Best method of finding reads aligned to non-reference path

JosephLalli commented 1 year ago

I'd like to extract reads from a .gam file that do not align to any nodes that are in a reference path. My end goal is to identify coverage and depth of likely insertions.

Commands that strike me as potentially helpful (though I can't find enough documentation to be sure): vg call? vg paths? vg pack? vg chunk? vg filter? vg view -> .gfa graph and use cut/grep to exclude reference nodes? vg view --snarls?

If it is simpler to extract reads attached to known paths, I can first use Pangenie to identify insertions that are likely present in my dataset. One possible workflow is Pangenie -> identify called insertions -> extract insertion sequences and reads aligning to that sequence -> format into bam file of insertions.

Any thoughts? This strikes me as a problem that someone has likely already solved - I just don't know who!

glennhickey commented 1 year ago

This is a good question . vg call will give you coverage of non-reference paths (in VCF format), but not the supporting reads themselves.

But you can extract reads from a GAM that do not align to any reference nodes with vg annotate and vg filter as follows:

Add reference positions to the GAM:

vg annotate -x <graph.vg> -a <aln.gam> -m > annotated.gam

Remove any read that aligns to a reference position from the GAM:

vg filter annotated.gam -X <reference contig regex>

JosephLalli commented 1 year ago

Thank you @glennhickey, that works perfectly!

I have a related question for you: When I surject a GAM file (for example, against, hg38), what happens to the reads whose alignments do not overlap a single hg38 node? They are declared "unmapped" in the output bam file, correct?

My ultimate goal is to capture these reads in the surjection output. I can run vg giraffe -> vg pack -> vg call and get a vcf of non-reference paths that reads in my sample are likely to have originated from. I can extract the paths themselves - the list of nodes and directions (for example, >3719088>3719089>3719090>3719091>3719092>3719094>3719095>3719096>3719098>3719099>3719100). Can I include these paths as surjection targets during vg surject?

jeizenga commented 1 year ago

You are correct that those reads would be unmapped by vg surject. I think I'm not totally clear what behavior you'd want for this use case. The SAM/BAM format requires that the alignment be reported against a named sequence, but these short non-reference subpaths don't really have a name. If you wanted to introduce them as named sequences, one way to do so would be to manually append them as P lines on the GFA and then make a new XG index with vg convert.

JosephLalli commented 1 year ago

You've got it basically right, @jeizenga.

Context For a bit more context, I'd like to be able to use traditional, linear genome based tools with my pangenome mappings.

From what I can tell, surjection works great for this purpose. (Note: I can't find great documentation on the surjection algorithm, so I might have this totally wrong.) Surjection preserves indels that are less than one read length long, and preserves large deletions in your dataset.
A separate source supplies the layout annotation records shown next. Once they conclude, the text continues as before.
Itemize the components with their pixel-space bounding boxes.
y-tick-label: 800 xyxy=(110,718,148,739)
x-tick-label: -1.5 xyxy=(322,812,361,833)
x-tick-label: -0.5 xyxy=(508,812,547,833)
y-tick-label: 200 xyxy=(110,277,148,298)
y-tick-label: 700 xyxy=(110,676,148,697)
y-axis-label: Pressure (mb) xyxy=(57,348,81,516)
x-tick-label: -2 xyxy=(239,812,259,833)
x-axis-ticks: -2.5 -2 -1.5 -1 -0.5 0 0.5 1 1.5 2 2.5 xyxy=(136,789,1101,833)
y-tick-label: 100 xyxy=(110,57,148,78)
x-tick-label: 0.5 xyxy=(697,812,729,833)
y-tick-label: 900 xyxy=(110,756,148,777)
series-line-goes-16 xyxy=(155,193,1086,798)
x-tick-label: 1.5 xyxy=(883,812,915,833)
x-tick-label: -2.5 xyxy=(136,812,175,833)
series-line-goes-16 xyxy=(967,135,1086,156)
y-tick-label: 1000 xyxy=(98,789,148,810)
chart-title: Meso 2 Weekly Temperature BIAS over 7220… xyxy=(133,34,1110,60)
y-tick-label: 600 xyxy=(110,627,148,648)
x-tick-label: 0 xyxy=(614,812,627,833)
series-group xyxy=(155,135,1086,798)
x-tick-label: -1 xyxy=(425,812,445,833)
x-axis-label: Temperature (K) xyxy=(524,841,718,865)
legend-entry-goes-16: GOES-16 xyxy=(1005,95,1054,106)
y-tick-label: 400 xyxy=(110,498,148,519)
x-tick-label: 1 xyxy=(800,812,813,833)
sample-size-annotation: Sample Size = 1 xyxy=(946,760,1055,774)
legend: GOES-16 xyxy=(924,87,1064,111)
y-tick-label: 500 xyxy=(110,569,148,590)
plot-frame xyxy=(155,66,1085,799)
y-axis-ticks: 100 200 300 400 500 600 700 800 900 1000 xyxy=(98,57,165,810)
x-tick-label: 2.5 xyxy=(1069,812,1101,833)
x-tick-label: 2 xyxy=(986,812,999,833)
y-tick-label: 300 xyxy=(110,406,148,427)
However, surjection cannot preserve insertions larger than one read length.

The solution I'm trying to develop is to call these insertions with vg call or Pangenie (probably vg call until there's a good CHM13v2 reference graph for Pangenie). I would then like to include these insertions in the reference graph as alternative contigs that reads can be surjected against. The end product would be a bam file containing the normal 1-22, X, Y and MT contigs, along with alignments to those contigs. The bam file would then go on to contain a few thousand insertion contigs of lengths > 150bp, along with reads that align to those insertions. These contigs would be named with the insertion's start and end coordinates.

If I understand everything correctly, that would allow for linear reference based tools to call variants and assess mapping quality in these insertions. It would also prevent 200X pileups of reads in reference regions that are duplicated in the sample.

In the end, I would like to create a tools that places these insertions back into the reference genome, creating a personalized diploid genome.

Specific question For the -p option in surject, what exactly is the unit I'm providing to vg surject? The name of a contig? A path? A walk? A thread? Is there a good definition of how vg uses these terms?

jeizenga commented 1 year ago

VG's graph data model allows any path to be included as an annotation to the graph. Most often, these paths are reference contigs/scaffolds. However, we do use the named path system for some other sequences as well (e.g. transcript paths through a spliced graph). In this data model, the path consists of a name and a sequence of nodes. The names are unique, and they are used as identifiers for the paths.

For your pipeline, you would first need to add these sequences as named paths (using any unique name). After that, you can use the -p or -F option to identify them as paths that you want to report alignments against.

The closest thing to a publication for the vg surject algorithm is probably chapter 4 of my dissertation.

JosephLalli commented 1 year ago

OK. Is there a good method of adding a path (as defined by a sequence of nodes) to a preexisting graph? Ideally one that doesn't require going through a gfa graph?

(I could always add the path manually to a gfa, but I've found that, in my hands, VG often crashes when working with gfa graphs.)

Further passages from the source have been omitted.